Rifampicin reduces advanced glycation end products and activates DAF-16 to increase lifespan in Caenorhabditis elegans

https://www.ncbi.nlm.nih.gov/pmc/articles/PMC4406675/

Aging is an inescapable process in all living beings. Although most animals exhibit signs of age-related decline in body functions, some interestingly show negligible visible signs of senescence (e.g., some tortoises, sea anemones, lobsters). One of the hallmarks of aging is the accumulation of altered proteins (Hipkiss, 2006). With advancing age, cellular homeostatic processes that restrict damage caused by altered proteins decline in their efficiency, leading to various age-related pathologies (Thornalley, 2008). Importantly, modern lifestyle also contributes immensely to this process of disease development. One such posttranslational alteration of protein, which is at the center of many age-related diseases including type II diabetes, atherosclerosis, renal disorders, Alzheimer’s disease, and rheumatoid arthritis, is the formation of advanced glycation end products (AGEs) (Thornalley, 2008; Luevano-Contreras & Chapman-Novakofski). AGEs are a complex and heterogeneous group of molecules formed via a series of parallel and sequential nonenzymatic reactions involving glucose or glucose-derived products and amino groups of proteins, lipids, or DNA.

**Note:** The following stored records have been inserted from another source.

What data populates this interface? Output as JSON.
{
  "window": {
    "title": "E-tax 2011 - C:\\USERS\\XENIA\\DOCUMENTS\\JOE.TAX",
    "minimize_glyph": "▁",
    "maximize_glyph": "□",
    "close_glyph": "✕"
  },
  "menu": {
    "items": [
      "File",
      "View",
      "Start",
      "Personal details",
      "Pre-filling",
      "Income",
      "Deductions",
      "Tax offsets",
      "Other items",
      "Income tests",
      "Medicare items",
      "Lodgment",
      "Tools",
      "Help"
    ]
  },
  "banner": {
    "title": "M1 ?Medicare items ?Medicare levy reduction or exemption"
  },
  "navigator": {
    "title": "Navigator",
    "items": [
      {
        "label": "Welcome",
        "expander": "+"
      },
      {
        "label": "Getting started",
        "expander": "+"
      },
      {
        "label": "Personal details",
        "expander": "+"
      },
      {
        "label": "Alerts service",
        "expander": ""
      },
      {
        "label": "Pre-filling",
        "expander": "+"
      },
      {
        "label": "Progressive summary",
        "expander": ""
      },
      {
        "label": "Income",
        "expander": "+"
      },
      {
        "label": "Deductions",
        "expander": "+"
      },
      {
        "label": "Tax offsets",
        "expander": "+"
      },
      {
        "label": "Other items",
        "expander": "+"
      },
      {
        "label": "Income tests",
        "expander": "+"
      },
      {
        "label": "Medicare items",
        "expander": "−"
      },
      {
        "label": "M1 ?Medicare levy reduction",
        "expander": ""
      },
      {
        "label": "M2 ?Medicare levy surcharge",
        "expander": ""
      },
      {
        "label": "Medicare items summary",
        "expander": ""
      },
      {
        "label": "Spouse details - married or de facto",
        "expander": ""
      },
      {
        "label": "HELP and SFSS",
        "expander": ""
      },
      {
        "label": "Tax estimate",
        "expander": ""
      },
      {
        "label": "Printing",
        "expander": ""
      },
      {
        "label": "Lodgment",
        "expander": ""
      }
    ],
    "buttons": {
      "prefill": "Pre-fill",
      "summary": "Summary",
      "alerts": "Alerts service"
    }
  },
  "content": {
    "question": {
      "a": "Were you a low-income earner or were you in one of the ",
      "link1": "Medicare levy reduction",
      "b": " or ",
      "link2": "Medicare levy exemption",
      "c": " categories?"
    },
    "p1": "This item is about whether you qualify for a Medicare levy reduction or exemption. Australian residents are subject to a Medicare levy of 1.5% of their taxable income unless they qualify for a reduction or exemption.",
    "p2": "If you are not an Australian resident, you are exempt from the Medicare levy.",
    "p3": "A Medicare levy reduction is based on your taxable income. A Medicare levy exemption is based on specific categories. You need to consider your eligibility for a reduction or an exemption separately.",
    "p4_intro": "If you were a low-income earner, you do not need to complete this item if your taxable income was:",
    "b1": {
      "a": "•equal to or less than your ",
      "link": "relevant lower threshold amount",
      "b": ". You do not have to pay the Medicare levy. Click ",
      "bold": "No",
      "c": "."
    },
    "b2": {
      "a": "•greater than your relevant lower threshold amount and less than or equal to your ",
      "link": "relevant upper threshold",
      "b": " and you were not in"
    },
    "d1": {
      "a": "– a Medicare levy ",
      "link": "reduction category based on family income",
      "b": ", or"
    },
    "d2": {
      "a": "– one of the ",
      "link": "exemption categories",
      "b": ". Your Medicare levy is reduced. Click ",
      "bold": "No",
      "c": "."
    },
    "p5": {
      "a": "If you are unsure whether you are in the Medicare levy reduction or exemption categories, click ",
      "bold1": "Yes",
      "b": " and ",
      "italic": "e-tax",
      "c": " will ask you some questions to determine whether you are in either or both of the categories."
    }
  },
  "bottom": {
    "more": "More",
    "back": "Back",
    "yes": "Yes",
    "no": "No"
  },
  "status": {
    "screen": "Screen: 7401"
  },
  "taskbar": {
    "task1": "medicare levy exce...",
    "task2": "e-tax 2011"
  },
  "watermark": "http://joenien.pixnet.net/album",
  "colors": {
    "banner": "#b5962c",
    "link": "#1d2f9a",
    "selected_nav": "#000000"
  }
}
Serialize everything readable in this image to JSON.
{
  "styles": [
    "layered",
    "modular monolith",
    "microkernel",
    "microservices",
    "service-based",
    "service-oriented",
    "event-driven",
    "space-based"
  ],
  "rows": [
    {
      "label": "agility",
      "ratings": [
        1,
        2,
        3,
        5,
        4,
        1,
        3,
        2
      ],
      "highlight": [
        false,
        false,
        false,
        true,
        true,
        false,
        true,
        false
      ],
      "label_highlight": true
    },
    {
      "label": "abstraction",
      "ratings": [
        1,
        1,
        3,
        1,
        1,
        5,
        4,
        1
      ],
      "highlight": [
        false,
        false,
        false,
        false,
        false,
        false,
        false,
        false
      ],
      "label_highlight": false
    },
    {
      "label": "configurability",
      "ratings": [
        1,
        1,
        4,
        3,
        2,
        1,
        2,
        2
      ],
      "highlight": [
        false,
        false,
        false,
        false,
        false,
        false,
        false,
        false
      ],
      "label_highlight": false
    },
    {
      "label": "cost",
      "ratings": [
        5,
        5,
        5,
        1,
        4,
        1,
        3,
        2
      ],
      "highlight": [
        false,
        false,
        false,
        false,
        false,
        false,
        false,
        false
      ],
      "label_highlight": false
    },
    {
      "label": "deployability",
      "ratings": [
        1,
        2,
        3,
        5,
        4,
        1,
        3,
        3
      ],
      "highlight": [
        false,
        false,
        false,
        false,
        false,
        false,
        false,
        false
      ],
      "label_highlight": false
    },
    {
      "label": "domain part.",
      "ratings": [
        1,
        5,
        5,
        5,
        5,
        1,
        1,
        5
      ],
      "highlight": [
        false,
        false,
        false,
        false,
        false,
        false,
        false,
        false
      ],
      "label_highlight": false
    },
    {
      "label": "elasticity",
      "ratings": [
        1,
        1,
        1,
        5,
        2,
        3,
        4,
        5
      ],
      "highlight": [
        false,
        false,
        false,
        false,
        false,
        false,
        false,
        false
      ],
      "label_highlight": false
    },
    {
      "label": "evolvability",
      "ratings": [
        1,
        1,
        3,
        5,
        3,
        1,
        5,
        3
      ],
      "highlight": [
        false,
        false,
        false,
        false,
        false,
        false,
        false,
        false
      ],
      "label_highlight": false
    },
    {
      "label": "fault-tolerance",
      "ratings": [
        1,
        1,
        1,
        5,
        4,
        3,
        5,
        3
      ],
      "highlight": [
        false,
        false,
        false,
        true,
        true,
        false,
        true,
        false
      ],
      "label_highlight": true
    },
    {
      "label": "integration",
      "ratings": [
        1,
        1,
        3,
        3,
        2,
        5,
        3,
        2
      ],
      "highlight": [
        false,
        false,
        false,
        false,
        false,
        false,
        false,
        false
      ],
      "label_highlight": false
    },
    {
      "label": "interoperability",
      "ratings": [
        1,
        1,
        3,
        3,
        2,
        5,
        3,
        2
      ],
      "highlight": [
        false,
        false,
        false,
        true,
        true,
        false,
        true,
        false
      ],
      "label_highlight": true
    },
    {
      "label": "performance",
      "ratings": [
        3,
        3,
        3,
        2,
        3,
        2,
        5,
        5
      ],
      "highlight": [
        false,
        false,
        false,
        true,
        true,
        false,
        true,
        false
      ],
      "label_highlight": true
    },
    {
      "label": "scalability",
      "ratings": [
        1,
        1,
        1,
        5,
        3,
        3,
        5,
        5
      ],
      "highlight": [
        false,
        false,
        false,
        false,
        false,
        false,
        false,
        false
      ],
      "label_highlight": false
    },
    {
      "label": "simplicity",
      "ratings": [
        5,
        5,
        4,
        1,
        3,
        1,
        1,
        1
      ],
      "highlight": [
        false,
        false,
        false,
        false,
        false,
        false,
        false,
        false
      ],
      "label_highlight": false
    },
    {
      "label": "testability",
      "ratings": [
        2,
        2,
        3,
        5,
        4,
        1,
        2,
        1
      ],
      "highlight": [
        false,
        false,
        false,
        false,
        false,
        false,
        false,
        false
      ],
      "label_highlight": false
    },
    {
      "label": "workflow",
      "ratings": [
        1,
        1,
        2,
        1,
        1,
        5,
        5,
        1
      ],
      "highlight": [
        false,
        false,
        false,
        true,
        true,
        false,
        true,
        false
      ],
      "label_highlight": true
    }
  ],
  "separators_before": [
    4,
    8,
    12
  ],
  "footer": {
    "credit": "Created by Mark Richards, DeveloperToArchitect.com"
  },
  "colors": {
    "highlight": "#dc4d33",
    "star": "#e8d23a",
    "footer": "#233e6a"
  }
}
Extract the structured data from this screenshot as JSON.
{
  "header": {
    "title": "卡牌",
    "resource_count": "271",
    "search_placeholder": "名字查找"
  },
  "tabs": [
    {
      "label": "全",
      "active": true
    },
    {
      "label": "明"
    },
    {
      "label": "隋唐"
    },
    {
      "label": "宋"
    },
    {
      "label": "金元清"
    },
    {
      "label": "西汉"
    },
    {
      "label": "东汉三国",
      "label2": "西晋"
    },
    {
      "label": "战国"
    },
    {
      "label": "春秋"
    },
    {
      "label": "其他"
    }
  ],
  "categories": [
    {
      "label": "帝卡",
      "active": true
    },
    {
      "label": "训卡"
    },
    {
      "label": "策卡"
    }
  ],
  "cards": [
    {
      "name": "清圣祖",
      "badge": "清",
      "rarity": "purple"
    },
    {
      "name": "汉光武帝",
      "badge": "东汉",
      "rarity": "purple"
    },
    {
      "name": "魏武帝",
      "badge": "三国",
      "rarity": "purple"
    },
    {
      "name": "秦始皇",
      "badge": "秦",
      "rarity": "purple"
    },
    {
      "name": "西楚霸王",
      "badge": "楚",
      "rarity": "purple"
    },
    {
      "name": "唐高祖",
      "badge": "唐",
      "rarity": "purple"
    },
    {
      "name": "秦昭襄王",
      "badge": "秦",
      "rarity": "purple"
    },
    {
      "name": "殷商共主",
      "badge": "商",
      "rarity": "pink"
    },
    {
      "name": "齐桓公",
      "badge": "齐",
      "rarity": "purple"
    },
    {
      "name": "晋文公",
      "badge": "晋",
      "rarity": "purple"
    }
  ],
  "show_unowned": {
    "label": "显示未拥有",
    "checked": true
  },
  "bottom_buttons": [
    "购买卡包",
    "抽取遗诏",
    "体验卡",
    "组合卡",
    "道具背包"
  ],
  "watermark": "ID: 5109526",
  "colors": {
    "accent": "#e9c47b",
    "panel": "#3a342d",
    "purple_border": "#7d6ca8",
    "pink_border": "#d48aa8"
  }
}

Thus, pharmaceutical interventions that can suppress AGE formation may be an effective way to increase lifespan and health span (Semba et al., 2010). In this study, we show that rifampicin (RIF), a potent glycation inhibitor (Golegaonkar et al., 2010), dramatically increases lifespan (up to 60%) as well as improve health of C. elegans by preventing AGE modifications of important cellular proteins. This is by far one of the largest increases in lifespan obtained using a pharmaceutical reagent. Apart from possessing antiglycating activity, RIF activates the FOXO transcription factor DAF-16, possibly through JNK pathway, to modulate transcription of a unique set of target genes, those that are not controlled by the Insulin-IGF-1 signaling pathway. Together, our study shows that the dual ability of RIF to reduce glycation as well as activate DAF-16 makes it a potent lifespan-extending intervention.

In this direction, our study shows that rifampicin and its analog rifamycin SV, developed initially as antibiotics to treat tuberculosis, are effective interventions in extending health and lifespan. Additionally, lifespan extension was also obtained when the drug treatment was started well into adulthood. It will be interesting now to evaluate their efficacy in higher organisms and determine whether RIF treatment late in adulthood can bestow benefits of health as well as longevity on these animals. Thus, the multidimensional effects of RIF result in one of the most dramatic effects of a drug on longevity in C. elegans.